When metrology mattered

Reading about the IOOF led to this, but it’s not really related to the IOOF.

One article in an Odd Fellows journal around 1920 mentioned Roger Babson as an economist who was in sync with the principles of Mutual Benefit Societies. I looked up Babson and found one of his books, which starts oddly enough with a quote from Senator Burton of Ohio.

= = = = = START QUOTE:

A study of past disturbances leads to the conviction that no severe depression has occurred which was not preceded by loud warnings. These warnings ought not to pass unheeded, and in order to recognize them promptly it is necessary that accurate statistics be furnished. Much improvement has been accomplished in the last few years, though it is to be regretted that so much of our statistical information is fragmentary or inaccurate.

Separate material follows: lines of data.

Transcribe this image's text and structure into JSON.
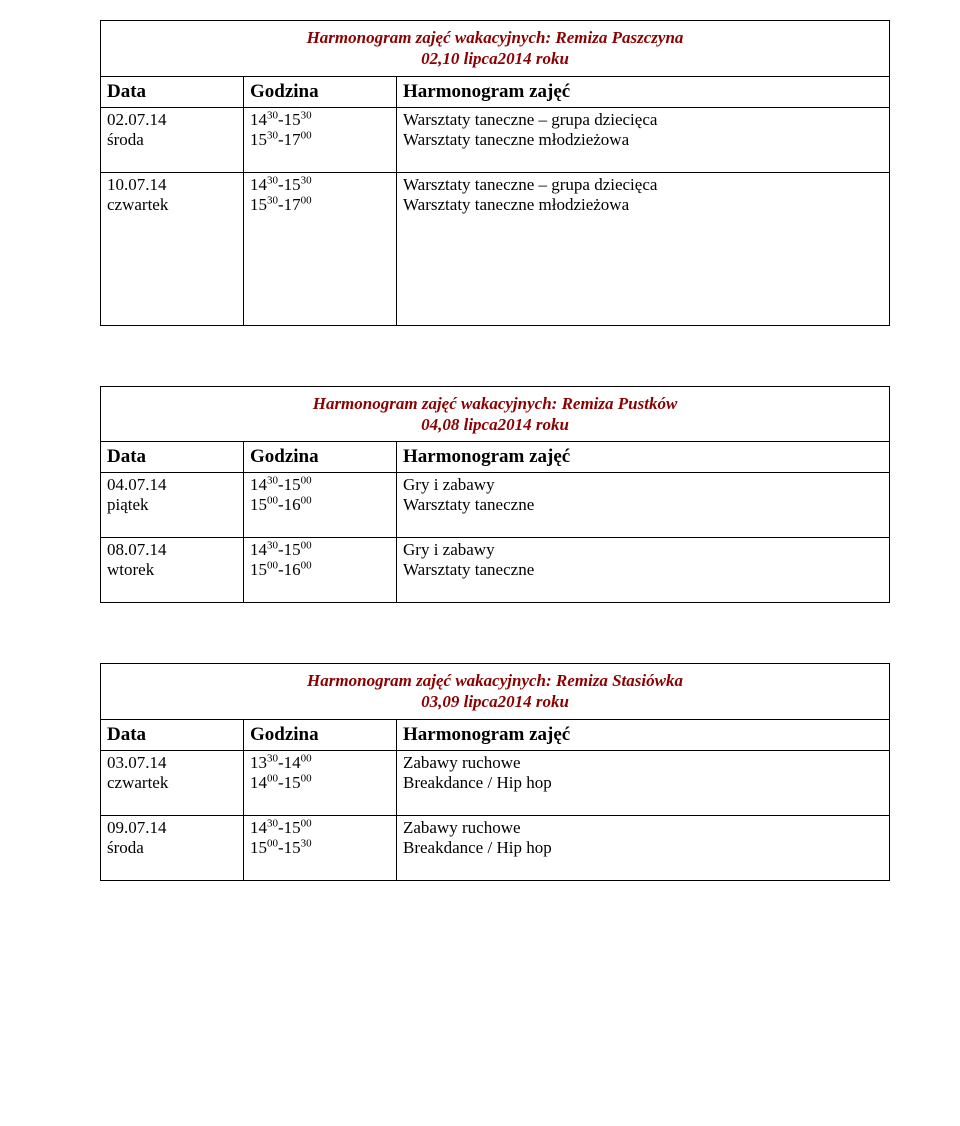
{
  "colors": {
    "heading": "#8b0000",
    "text": "#000000",
    "border": "#000000",
    "background": "#ffffff"
  },
  "headers": {
    "date": "Data",
    "time": "Godzina",
    "desc": "Harmonogram zajęć"
  },
  "sections": [
    {
      "title_l1": "Harmonogram zajęć wakacyjnych: Remiza Paszczyna",
      "title_l2": "02,10 lipca2014 roku",
      "tall": true,
      "rows": [
        {
          "date_l1": "02.07.14",
          "date_l2": "środa",
          "time_l1": {
            "a": "14",
            "as": "30",
            "b": "15",
            "bs": "30"
          },
          "time_l2": {
            "a": "15",
            "as": "30",
            "b": "17",
            "bs": "00"
          },
          "desc_l1": "Warsztaty taneczne – grupa dziecięca",
          "desc_l2": "Warsztaty taneczne młodzieżowa"
        },
        {
          "date_l1": "10.07.14",
          "date_l2": "czwartek",
          "time_l1": {
            "a": "14",
            "as": "30",
            "b": "15",
            "bs": "30"
          },
          "time_l2": {
            "a": "15",
            "as": "30",
            "b": "17",
            "bs": "00"
          },
          "desc_l1": "Warsztaty taneczne – grupa dziecięca",
          "desc_l2": "Warsztaty taneczne młodzieżowa"
        }
      ]
    },
    {
      "title_l1": "Harmonogram zajęć wakacyjnych: Remiza Pustków",
      "title_l2": "04,08 lipca2014 roku",
      "tall": false,
      "rows": [
        {
          "date_l1": "04.07.14",
          "date_l2": "piątek",
          "time_l1": {
            "a": "14",
            "as": "30",
            "b": "15",
            "bs": "00"
          },
          "time_l2": {
            "a": "15",
            "as": "00",
            "b": "16",
            "bs": "00"
          },
          "desc_l1": "Gry i zabawy",
          "desc_l2": "Warsztaty taneczne"
        },
        {
          "date_l1": "08.07.14",
          "date_l2": "wtorek",
          "time_l1": {
            "a": "14",
            "as": "30",
            "b": "15",
            "bs": "00"
          },
          "time_l2": {
            "a": "15",
            "as": "00",
            "b": "16",
            "bs": "00"
          },
          "desc_l1": "Gry i zabawy",
          "desc_l2": "Warsztaty taneczne"
        }
      ]
    },
    {
      "title_l1": "Harmonogram zajęć wakacyjnych: Remiza Stasiówka",
      "title_l2": "03,09 lipca2014 roku",
      "tall": false,
      "rows": [
        {
          "date_l1": "03.07.14",
          "date_l2": "czwartek",
          "time_l1": {
            "a": "13",
            "as": "30",
            "b": "14",
            "bs": "00"
          },
          "time_l2": {
            "a": "14",
            "as": "00",
            "b": "15",
            "bs": "00"
          },
          "desc_l1": "Zabawy ruchowe",
          "desc_l2": "Breakdance / Hip hop"
        },
        {
          "date_l1": "09.07.14",
          "date_l2": "środa",
          "time_l1": {
            "a": "14",
            "as": "30",
            "b": "15",
            "bs": "00"
          },
          "time_l2": {
            "a": "15",
            "as": "00",
            "b": "15",
            "bs": "30"
          },
          "desc_l1": "Zabawy ruchowe",
          "desc_l2": "Breakdance / Hip hop"
        }
      ]
    }
  ]
}
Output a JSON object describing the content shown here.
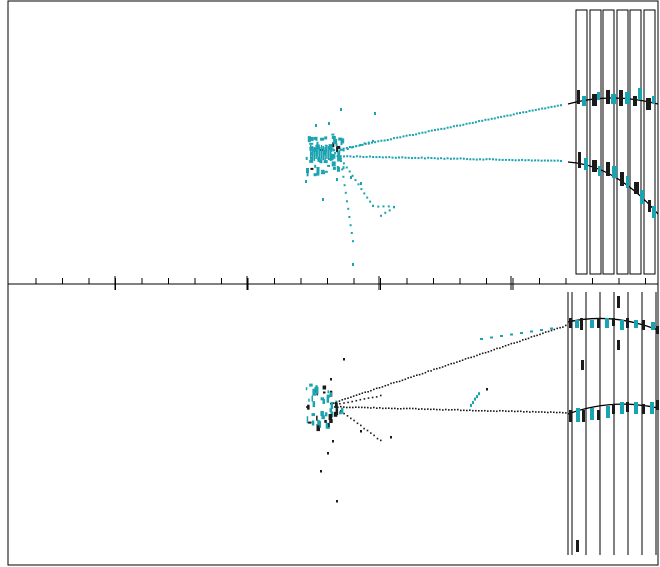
{
  "figure": {
    "description_free": true,
    "panels": [
      {
        "id": "top",
        "view": "event-display"
      },
      {
        "id": "bottom",
        "view": "event-display"
      }
    ]
  },
  "colors": {
    "frame": "#000000",
    "hit_primary": "#1aa3b0",
    "hit_secondary": "#1a1a1a",
    "background": "#ffffff"
  }
}
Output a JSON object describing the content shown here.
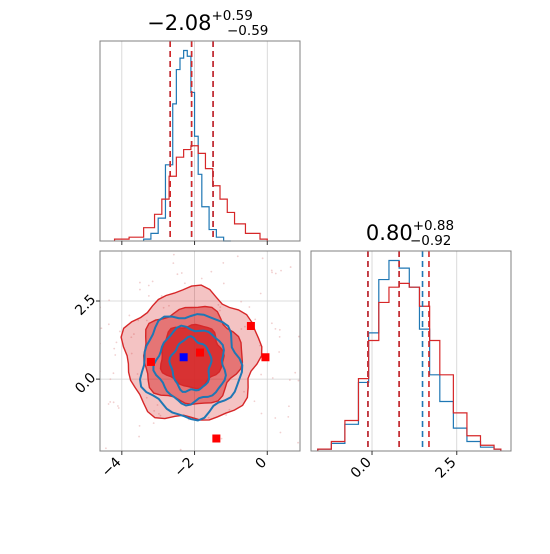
{
  "chart_data": [
    {
      "type": "histogram",
      "panel": "marginal-param-1",
      "title": {
        "value": "−2.08",
        "upper": "+0.59",
        "lower": "−0.59"
      },
      "xlim": [
        -4.6,
        0.9
      ],
      "grid": true,
      "series": [
        {
          "color": "#1f77b4",
          "quantiles": [
            -2.67,
            -2.08,
            -1.49
          ],
          "x": [
            -3.4,
            -3.2,
            -3.0,
            -2.8,
            -2.6,
            -2.5,
            -2.4,
            -2.3,
            -2.2,
            -2.1,
            -2.0,
            -1.9,
            -1.8,
            -1.6,
            -1.4,
            -1.2
          ],
          "y": [
            0.01,
            0.04,
            0.12,
            0.4,
            0.72,
            0.9,
            0.96,
            1.0,
            0.97,
            0.78,
            0.55,
            0.35,
            0.18,
            0.06,
            0.02,
            0.0
          ]
        },
        {
          "color": "#d62728",
          "quantiles": [
            -2.67,
            -2.08,
            -1.49
          ],
          "x": [
            -4.2,
            -3.8,
            -3.4,
            -3.1,
            -2.9,
            -2.7,
            -2.5,
            -2.3,
            -2.1,
            -1.9,
            -1.7,
            -1.5,
            -1.3,
            -1.1,
            -0.9,
            -0.6,
            -0.2
          ],
          "y": [
            0.01,
            0.02,
            0.07,
            0.14,
            0.22,
            0.34,
            0.44,
            0.48,
            0.5,
            0.46,
            0.38,
            0.29,
            0.22,
            0.15,
            0.09,
            0.04,
            0.01
          ]
        }
      ]
    },
    {
      "type": "histogram",
      "panel": "marginal-param-2",
      "title": {
        "value": "0.80",
        "upper": "+0.88",
        "lower": "−0.92"
      },
      "xlim": [
        -1.8,
        4.1
      ],
      "grid": true,
      "series": [
        {
          "color": "#1f77b4",
          "quantiles": [
            -0.12,
            0.8,
            1.49
          ],
          "x": [
            -1.6,
            -1.2,
            -0.8,
            -0.4,
            -0.1,
            0.2,
            0.5,
            0.8,
            1.1,
            1.4,
            1.7,
            2.0,
            2.4,
            2.8,
            3.2,
            3.6
          ],
          "y": [
            0.01,
            0.04,
            0.14,
            0.36,
            0.62,
            0.9,
            1.0,
            0.96,
            0.86,
            0.64,
            0.4,
            0.26,
            0.12,
            0.05,
            0.02,
            0.01
          ]
        },
        {
          "color": "#d62728",
          "quantiles": [
            -0.12,
            0.8,
            1.68
          ],
          "x": [
            -1.6,
            -1.2,
            -0.8,
            -0.4,
            -0.1,
            0.2,
            0.5,
            0.8,
            1.1,
            1.4,
            1.7,
            2.0,
            2.4,
            2.8,
            3.2,
            3.6
          ],
          "y": [
            0.01,
            0.05,
            0.16,
            0.38,
            0.58,
            0.78,
            0.86,
            0.88,
            0.86,
            0.76,
            0.58,
            0.4,
            0.2,
            0.08,
            0.03,
            0.01
          ]
        }
      ]
    },
    {
      "type": "contour",
      "panel": "joint-param-1-vs-param-2",
      "xlim": [
        -4.6,
        0.9
      ],
      "ylim": [
        -2.3,
        4.1
      ],
      "grid": true,
      "series": [
        {
          "color": "#d62728",
          "filled": true,
          "center": [
            -2.08,
            0.75
          ],
          "levels": [
            {
              "rx": 1.85,
              "ry": 2.1,
              "fill_opacity": 0.28
            },
            {
              "rx": 1.35,
              "ry": 1.55,
              "fill_opacity": 0.5
            },
            {
              "rx": 0.85,
              "ry": 1.0,
              "fill_opacity": 0.85
            }
          ]
        },
        {
          "color": "#1f77b4",
          "filled": false,
          "center": [
            -2.1,
            0.45
          ],
          "levels": [
            {
              "rx": 1.35,
              "ry": 1.65
            },
            {
              "rx": 0.95,
              "ry": 1.2
            },
            {
              "rx": 0.55,
              "ry": 0.85
            }
          ]
        }
      ],
      "markers": [
        {
          "color": "#ff0000",
          "shape": "square",
          "points": [
            [
              -3.2,
              0.55
            ],
            [
              -0.45,
              1.7
            ],
            [
              -0.05,
              0.7
            ],
            [
              -1.4,
              -1.9
            ],
            [
              -1.85,
              0.85
            ]
          ]
        },
        {
          "color": "#0000ff",
          "shape": "square",
          "points": [
            [
              -2.3,
              0.7
            ]
          ]
        }
      ],
      "x_ticks": [
        -4,
        -2,
        0
      ],
      "x_tick_labels": [
        "−4",
        "−2",
        "0"
      ],
      "y_ticks": [
        0.0,
        2.5
      ],
      "y_tick_labels": [
        "0.0",
        "2.5"
      ],
      "x2_ticks": [
        0.0,
        2.5
      ],
      "x2_tick_labels": [
        "0.0",
        "2.5"
      ]
    }
  ]
}
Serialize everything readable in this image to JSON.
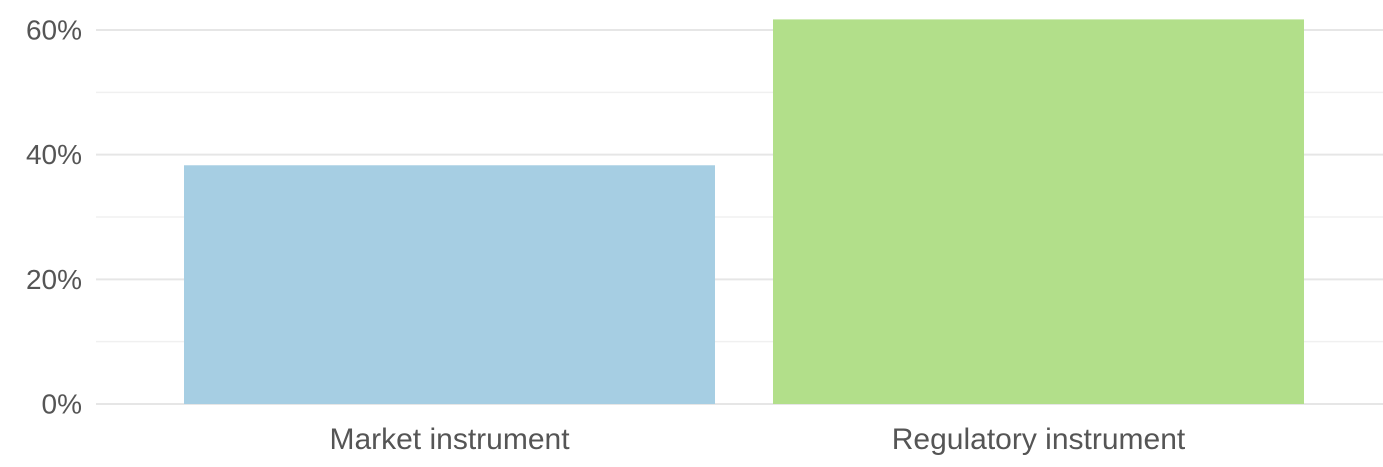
{
  "chart_data": {
    "type": "bar",
    "title": "",
    "xlabel": "",
    "ylabel": "",
    "categories": [
      "Market instrument",
      "Regulatory instrument"
    ],
    "values": [
      38.3,
      61.7
    ],
    "unit": "%",
    "ylim": [
      0,
      60
    ],
    "yticks": [
      0,
      20,
      40,
      60
    ],
    "ytick_labels": [
      "0%",
      "20%",
      "40%",
      "60%"
    ],
    "minor_gridlines": [
      10,
      30,
      50
    ],
    "grid": true,
    "legend": "none",
    "colors": [
      "#a6cee3",
      "#b2df8a"
    ]
  }
}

Official and private publications furnish much valuable information. They include voluminous figures of deposits and loans of banks, movement of currency, exports and imports, railway earnings, wholesale prices, and the condition and probable yield of crops. A vital defect in many of them is failing to give, for purposes of comparison, similar figures for previous months and years. Another defect is the absence of uniformity in the methods and classification employed. These comparative statistics would afford a means of determining the trend of events, and give warning when prices are unnaturally high or any branch of business is overdone.

= = = = = END QUOTE.

Burton was preaching METROLOGY. At the time when Babson was writing, apparently the government was starting to do a better job of METROLOGY. Since 1946 the whole idea has become heresy. All stats in economics, education, medicine, and every important subject, are intentionally deceptive. All methods of measurement change all the time. We never hear comparisons with other times and places, just raw numbers without context. All of our media discussion and political discussion is strictly based on the government’s bizarre frauds.

The failure of METROLOGY is a big part of this decade’s monstrosity. Government and aristocrats are convinced that everything is wonderful because the utterly meaningless Dow increases forever, and the utterly useless stats improve forever. We don’t need to fix problems because our yardsticks tell us that all dimensions are perfect and couldn’t possibly be improved.